Integration of fluorescence detection and image-based automated counting increases the sensitivity, robustness and speed of plaque assays

Abstract Plaque assays are used to measure the infectious titer of viral samples. These assays are multi-day, low-throughput and may be subject to analyst variability from biased or subjective manual plaque counting. Typically, on day 1, cells are adhered to plates overnight. On day 2, cells are infected with virus. After three additional days, plaques are fixed, stained with a HRP-conjugated antibody, and a HRP substrate, and counted by eye. Manual-based visual counting of plaques is time-consuming, laborious, and may be subject to variability between analysts. Also, the assay must proceed for several days to allow the plaques to increase to sufficiently large sizes for manual identification. Here, we integrate fluorescent detection and automated plaque counting to increase the sensitivity and speed of the assay. First, we stain plaques with a fluorescent-labeled antibody.
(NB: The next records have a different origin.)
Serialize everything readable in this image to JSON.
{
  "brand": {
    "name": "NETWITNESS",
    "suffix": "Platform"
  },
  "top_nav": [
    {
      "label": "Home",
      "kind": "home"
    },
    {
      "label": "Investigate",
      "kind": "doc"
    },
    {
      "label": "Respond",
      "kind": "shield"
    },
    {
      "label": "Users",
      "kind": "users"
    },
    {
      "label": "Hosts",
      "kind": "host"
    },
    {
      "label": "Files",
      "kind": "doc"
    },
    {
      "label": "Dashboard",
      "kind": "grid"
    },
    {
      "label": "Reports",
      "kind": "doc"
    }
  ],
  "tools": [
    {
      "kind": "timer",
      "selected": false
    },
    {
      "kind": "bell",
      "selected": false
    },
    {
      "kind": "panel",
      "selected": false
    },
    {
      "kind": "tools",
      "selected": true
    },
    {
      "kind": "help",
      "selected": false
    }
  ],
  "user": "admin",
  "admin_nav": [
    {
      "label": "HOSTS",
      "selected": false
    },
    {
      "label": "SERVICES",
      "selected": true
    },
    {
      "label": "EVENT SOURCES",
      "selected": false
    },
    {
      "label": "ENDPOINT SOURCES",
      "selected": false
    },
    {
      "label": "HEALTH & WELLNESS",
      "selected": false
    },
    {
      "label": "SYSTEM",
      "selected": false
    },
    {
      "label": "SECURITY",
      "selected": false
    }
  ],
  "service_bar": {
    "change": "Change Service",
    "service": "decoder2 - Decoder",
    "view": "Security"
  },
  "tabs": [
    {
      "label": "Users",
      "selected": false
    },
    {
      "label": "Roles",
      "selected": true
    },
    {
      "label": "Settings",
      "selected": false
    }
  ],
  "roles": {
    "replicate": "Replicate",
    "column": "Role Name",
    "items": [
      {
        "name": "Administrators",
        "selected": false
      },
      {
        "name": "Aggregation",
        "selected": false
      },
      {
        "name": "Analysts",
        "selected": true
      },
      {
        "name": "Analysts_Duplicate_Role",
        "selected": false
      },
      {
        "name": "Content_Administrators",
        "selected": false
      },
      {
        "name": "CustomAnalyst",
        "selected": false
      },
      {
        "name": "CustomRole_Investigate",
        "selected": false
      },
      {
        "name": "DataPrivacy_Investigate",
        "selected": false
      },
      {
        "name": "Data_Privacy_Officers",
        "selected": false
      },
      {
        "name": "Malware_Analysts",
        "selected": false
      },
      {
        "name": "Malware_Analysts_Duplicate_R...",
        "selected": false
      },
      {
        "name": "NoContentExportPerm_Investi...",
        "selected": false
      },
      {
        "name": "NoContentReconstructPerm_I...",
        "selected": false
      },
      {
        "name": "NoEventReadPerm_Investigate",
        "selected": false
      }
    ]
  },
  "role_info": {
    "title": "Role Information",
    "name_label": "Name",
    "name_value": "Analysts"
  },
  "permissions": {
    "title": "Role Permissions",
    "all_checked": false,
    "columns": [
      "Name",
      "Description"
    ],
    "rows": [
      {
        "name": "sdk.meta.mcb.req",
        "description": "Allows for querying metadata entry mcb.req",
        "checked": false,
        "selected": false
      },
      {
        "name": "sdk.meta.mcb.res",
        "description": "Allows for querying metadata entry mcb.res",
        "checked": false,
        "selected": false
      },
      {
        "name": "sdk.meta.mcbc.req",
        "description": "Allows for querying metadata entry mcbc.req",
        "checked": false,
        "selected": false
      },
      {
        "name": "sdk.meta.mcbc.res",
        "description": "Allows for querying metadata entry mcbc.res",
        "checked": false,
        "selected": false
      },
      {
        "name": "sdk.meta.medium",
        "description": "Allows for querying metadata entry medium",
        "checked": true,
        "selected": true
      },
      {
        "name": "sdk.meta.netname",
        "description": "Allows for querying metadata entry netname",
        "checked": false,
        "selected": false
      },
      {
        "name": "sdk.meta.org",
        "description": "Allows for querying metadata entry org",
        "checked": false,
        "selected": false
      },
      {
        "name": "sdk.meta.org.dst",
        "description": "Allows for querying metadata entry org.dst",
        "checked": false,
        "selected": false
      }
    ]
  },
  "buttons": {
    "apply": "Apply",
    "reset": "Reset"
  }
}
Second, we implement a plate-based cell imager to perform non-biased, non-subjective plaque counting. The integration of these two technologies decreases the assay length by 40% from 5 days to 3 days because plaque size, plaque signal to noise, and manual visualization are no longer limiting. This optimized plaque assay is sensitive, fast and robust and expands the throughput and usage of this method for measuring plaque formation.